Originally slated as a late 2013 release, Grant Heslov and
George Clooney’s World War II heist dramedy “The Monuments Men” was pushed to
the early months of this year, which rarely says anything good about the studio’s
faith in the project. But hey, how could you go wrong with a cast like this
one, comprised of strongly-identifiable, older-aged actors like Bill
Murray, Bob Balaban, John Goodman, Jean Dujardin, Matt Damon and Cooney
himself. As it turns out, the same reverence towards these actors that
recognized a yearning to see them together in the same flick might also be the
same factor that placed them on an unreachably high pedestal, cased behind glass,
where audiences are nervously asked to carefully observe the film from a safe
distance.
During
the final stages of WW2, art historian Frank Stokes (Clooney) is asked to put
together a scrappy team of other artists, architects and scholars to enter Nazi
occupied France, in search of stolen paintings and sculptures from Europe’s
past. The team is assembled quickly and even rushed into a military basic
training camp before sweeping the bloodied battlegrounds, in search of the timeless
artifacts. As the story progresses some of them are injured, others are killed
and America’s international relations are placed in an opportunity for profound
cooperation.
Concurrently,
James Granger (Matt Damon) is courting a French curator played by Cate
Blanchet, who once worked under the Nazi’s before ending up in jail. Though
Damon’s character is a married man their relationship skirts between
professional and flirtatious, but is ultimately never resolved or rewarded by
the film, much like everything else that happens.
Heslov’s
screenplay and Clooney’s direction is so guarded and safe that this movie
eventually suffocates among all its narrative floatation devices. You can’t help but notice every box being
ticked as the story moves along: humorous fish-out-of-water scenes about old
guys trying to fit into military life, check, secondary unrequited love story,
check, sad moment when a one of the two soldiers who have spent the entire film
learning to get along dies in the other’s arms, check. When these familiar
beats pass by they don’t exactly ruin the overall goal of the picture, but they
never really hit with the intended force of their formal purpose either.
Cliché’s
in a film like this are acceptable as long as the cover band can really jam out
the classics, but unfortunately Clooney doesn’t mine his cliché’s for their
inherent entertainment.
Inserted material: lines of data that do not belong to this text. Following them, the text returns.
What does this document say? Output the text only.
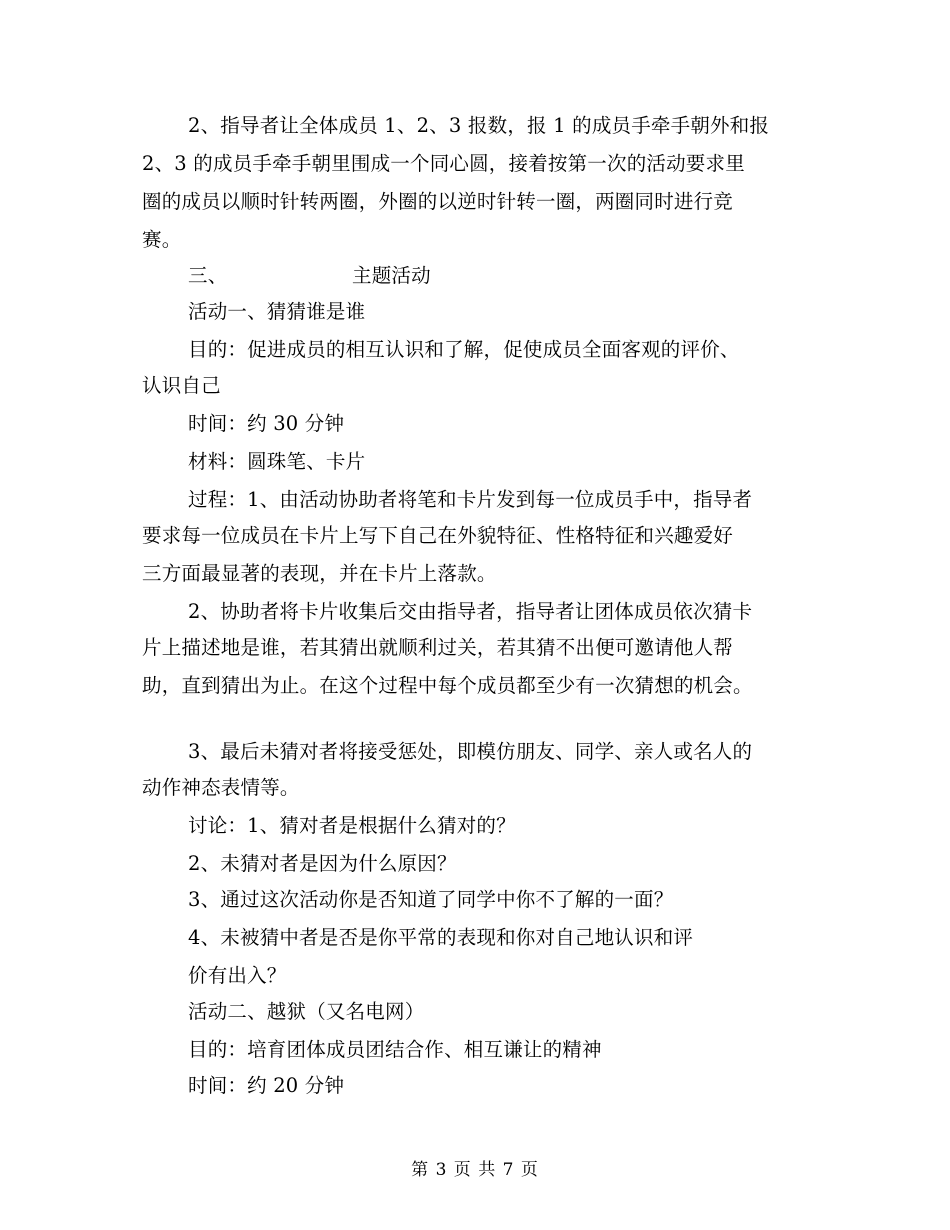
2、指导者让全体成员 1、2、3 报数，报 1 的成员手牵手朝外和报
2、3 的成员手牵手朝里围成一个同心圆，接着按第一次的活动要求里
圈的成员以顺时针转两圈，外圈的以逆时针转一圈，两圈同时进行竞
赛。
三、	主题活动
活动一、猜猜谁是谁
目的：促进成员的相互认识和了解，促使成员全面客观的评价、
认识自己
时间：约 30 分钟
材料：圆珠笔、卡片
过程：1、由活动协助者将笔和卡片发到每一位成员手中，指导者
要求每一位成员在卡片上写下自己在外貌特征、性格特征和兴趣爱好
三方面最显著的表现，并在卡片上落款。
2、协助者将卡片收集后交由指导者，指导者让团体成员依次猜卡
片上描述地是谁，若其猜出就顺利过关，若其猜不出便可邀请他人帮
助，直到猜出为止。在这个过程中每个成员都至少有一次猜想的机会。
3、最后未猜对者将接受惩处，即模仿朋友、同学、亲人或名人的
动作神态表情等。
讨论：1、猜对者是根据什么猜对的？
2、未猜对者是因为什么原因？
3、通过这次活动你是否知道了同学中你不了解的一面？
4、未被猜中者是否是你平常的表现和你对自己地认识和评
价有出入？
活动二、越狱（又名电网）
目的：培育团体成员团结合作、相互谦让的精神
时间：约 20 分钟
第 3 页 共 7 页
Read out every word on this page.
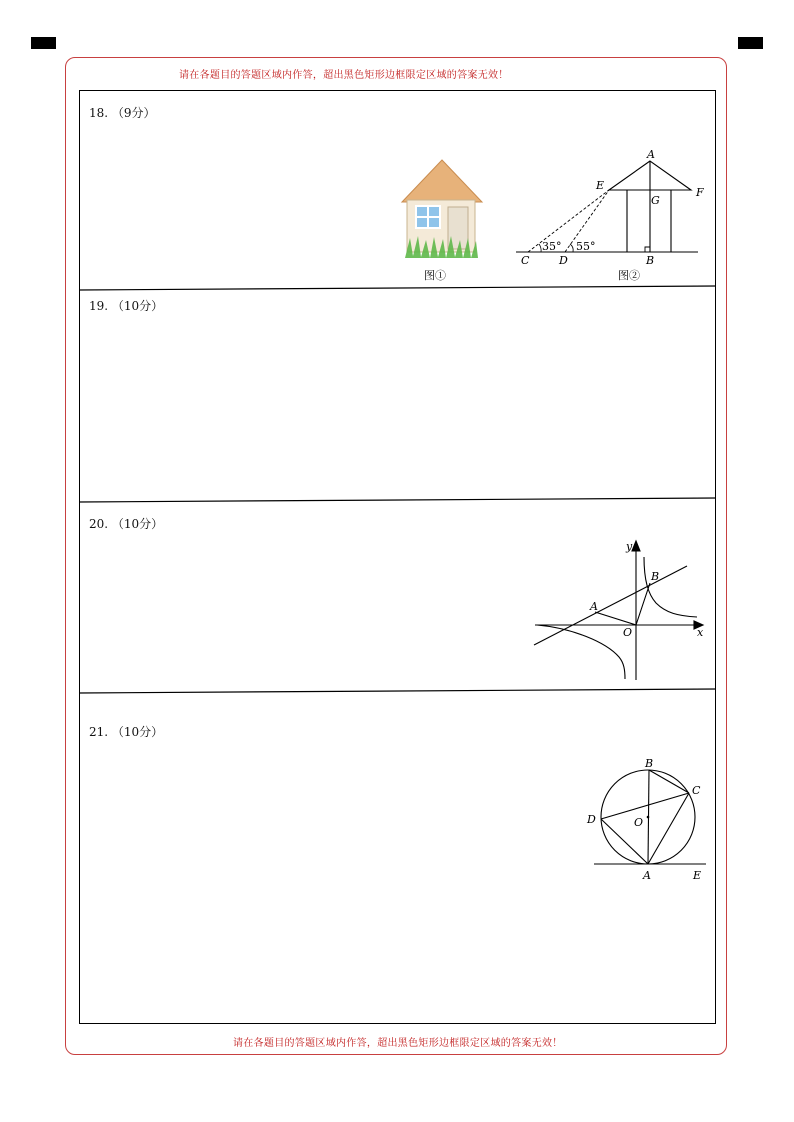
请在各题目的答题区域内作答，超出黑色矩形边框限定区域的答案无效！
请在各题目的答题区域内作答，超出黑色矩形边框限定区域的答案无效！
18. （9分）
19. （10分）
20. （10分）
21. （10分）
图①
A
E
F
G
C	D	B
35° 55°
图②
y
x
O
A
B
B
C
D	O
A	E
Because this
movie is so focused on its message about the importance of preserving our
humanity through art during times of political and economic upheaval—seriously,
Clooney explicates this theme in not one but three separate lengthy speeches—everything else is treated lite
and brief and frustratingly vague. The
film is never as funny as it should be and the cast members, as fabulous as
they are, never seem to be on same page.
With
some thoughtful attention to period set-decoration, crisp cinematography, and a
handful of notable scene-bits, I suppose “The Monuments Men” isn’t all
bad. It’s cute and old-fashioned in a
somewhat obnoxiously knowing way, and it’s important and politically conscious
in an absolutely obvious way. However, as an ensemble piece, the characters are
dreadfully incidental and secondary to the plot’s strict sequencing of events.
One might expect seasoned comedians like Murray and Goodman to spice things up
with some much-needed improv or some creative line-readings but their direction
is so edgeless and their scenes are so repetitively one-note that this movie
only becomes a monument to the film it didn’t have the wherewithal to be.